Alabama is a reminder that luck can cut in either direction. It’s also the case that to an extent, Democrats made their own luck in Alabama by recruiting a very strong candidate in Doug Jones at a time when the race seemed impossible to win. The freakishly large number of Democrats who want to run for office in 2018 is an indication that Democrats will be able to take advantage of whatever good luck comes their way next year, with decent candidates in the field almost everywhere.

Meanwhile, though Trump’s decision to hew to ideological orthodoxy has pleased GOP congressional leaders, those leaders are, themselves, unpopular. And in doing so, Trump has ditched most of the economic populism that helped him win white working-class crossover voters without ditching any of the bizarre personal behavior that cost him white college graduate crossover voters.

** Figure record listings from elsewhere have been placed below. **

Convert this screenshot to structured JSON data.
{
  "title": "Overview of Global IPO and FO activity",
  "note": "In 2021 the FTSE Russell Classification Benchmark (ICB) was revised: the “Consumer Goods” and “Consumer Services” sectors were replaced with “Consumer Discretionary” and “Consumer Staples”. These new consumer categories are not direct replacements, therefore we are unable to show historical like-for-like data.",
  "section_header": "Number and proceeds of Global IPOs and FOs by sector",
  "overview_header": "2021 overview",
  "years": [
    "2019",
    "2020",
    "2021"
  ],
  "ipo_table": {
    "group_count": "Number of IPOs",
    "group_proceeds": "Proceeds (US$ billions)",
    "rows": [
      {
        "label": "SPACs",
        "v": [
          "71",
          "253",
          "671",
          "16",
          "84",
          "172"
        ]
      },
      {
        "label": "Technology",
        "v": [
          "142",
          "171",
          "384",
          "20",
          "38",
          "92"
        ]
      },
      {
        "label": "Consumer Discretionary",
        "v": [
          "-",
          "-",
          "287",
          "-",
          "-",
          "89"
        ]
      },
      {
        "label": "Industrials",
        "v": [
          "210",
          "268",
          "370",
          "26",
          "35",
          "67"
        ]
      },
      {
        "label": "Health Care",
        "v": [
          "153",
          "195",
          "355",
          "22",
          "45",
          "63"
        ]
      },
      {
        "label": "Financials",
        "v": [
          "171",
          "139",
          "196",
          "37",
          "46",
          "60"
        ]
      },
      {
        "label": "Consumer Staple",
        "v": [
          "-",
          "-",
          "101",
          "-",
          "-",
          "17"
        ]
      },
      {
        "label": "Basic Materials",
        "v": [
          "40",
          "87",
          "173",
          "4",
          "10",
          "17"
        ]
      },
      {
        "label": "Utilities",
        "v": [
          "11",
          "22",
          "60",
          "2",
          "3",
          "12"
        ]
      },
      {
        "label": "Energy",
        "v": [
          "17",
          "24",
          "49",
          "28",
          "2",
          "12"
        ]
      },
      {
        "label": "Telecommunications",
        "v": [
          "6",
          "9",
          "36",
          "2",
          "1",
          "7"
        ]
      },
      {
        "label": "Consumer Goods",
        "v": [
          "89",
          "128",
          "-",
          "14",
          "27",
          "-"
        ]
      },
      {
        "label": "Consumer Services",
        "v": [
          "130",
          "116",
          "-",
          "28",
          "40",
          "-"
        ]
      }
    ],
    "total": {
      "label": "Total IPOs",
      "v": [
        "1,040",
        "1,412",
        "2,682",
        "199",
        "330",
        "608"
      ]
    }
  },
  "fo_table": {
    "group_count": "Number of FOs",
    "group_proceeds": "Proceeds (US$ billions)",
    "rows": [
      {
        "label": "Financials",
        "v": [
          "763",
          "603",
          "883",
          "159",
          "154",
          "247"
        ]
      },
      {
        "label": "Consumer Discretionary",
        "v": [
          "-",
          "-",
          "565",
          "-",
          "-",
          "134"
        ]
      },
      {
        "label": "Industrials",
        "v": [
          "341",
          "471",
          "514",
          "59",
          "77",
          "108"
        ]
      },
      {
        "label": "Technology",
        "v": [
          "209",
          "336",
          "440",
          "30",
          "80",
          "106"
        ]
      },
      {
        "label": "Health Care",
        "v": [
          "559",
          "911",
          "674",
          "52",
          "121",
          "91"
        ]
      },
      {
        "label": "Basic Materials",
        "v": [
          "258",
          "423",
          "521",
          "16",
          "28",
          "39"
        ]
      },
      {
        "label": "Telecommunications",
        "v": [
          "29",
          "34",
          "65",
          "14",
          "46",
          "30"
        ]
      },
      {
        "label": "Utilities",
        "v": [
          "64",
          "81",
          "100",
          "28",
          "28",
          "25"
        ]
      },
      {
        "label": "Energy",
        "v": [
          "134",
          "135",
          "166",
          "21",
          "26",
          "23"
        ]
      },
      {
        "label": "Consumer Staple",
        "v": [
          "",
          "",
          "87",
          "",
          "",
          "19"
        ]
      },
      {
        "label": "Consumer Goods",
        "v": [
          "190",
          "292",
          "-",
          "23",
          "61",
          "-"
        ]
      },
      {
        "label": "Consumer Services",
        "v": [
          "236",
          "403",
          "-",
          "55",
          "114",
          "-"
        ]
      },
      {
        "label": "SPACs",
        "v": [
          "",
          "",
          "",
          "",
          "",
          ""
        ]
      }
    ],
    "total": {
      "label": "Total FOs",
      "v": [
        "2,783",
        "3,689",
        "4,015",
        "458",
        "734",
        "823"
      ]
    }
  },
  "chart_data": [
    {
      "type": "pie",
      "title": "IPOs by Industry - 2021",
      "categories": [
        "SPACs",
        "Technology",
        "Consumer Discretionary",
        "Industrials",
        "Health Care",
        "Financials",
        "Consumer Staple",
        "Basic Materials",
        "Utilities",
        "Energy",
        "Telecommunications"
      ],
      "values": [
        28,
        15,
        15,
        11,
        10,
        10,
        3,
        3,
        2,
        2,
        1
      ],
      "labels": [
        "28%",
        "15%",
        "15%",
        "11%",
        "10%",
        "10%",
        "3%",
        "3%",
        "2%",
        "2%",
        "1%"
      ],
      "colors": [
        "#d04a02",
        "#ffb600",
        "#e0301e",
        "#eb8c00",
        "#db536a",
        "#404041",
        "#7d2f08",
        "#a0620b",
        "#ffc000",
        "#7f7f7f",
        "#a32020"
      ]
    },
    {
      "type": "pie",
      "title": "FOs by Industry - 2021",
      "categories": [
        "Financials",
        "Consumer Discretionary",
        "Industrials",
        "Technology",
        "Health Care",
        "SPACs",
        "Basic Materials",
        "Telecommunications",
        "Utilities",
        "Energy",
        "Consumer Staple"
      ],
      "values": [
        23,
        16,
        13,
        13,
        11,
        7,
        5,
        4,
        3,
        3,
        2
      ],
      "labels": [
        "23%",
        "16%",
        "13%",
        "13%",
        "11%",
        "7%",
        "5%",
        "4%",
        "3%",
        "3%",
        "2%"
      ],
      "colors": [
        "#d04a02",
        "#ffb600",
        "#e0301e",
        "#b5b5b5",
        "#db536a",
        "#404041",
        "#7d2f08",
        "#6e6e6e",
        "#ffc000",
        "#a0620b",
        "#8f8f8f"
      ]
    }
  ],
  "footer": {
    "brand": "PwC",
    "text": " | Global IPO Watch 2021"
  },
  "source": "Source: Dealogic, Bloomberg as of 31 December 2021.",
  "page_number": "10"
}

Structural conditions matter, and candidate quality matters. And the two are not fully independent variables — the combination of the Republicans being the incumbent party with an extremely unpopular president and an almost impossibly unpopular policy agenda will make it a lot easier for the Democrats to recruit good candidates (while Republicans have a much harder time, while also having incumbents step down.) And while gerrymandering is a powerful tool in a typical election if the wave gets big enough it makes you even more vulnerable than it could be otherwise. You might think that a party in this position would pass a tax cut that serviced their mass constituents as well as their donors, but they’re going solely with the latter. And now, they’ve lost their 2018 firewall in the Senate.

In related news:

“Doug! How are ya? Look, I have an amazing opportunity. You can join the Republican conference, whose leadership backed a deranged neoconfederate child molester because he would make it easier to pass a policy agenda that’s less popular than cancer of the rectum. Hello? Doug?”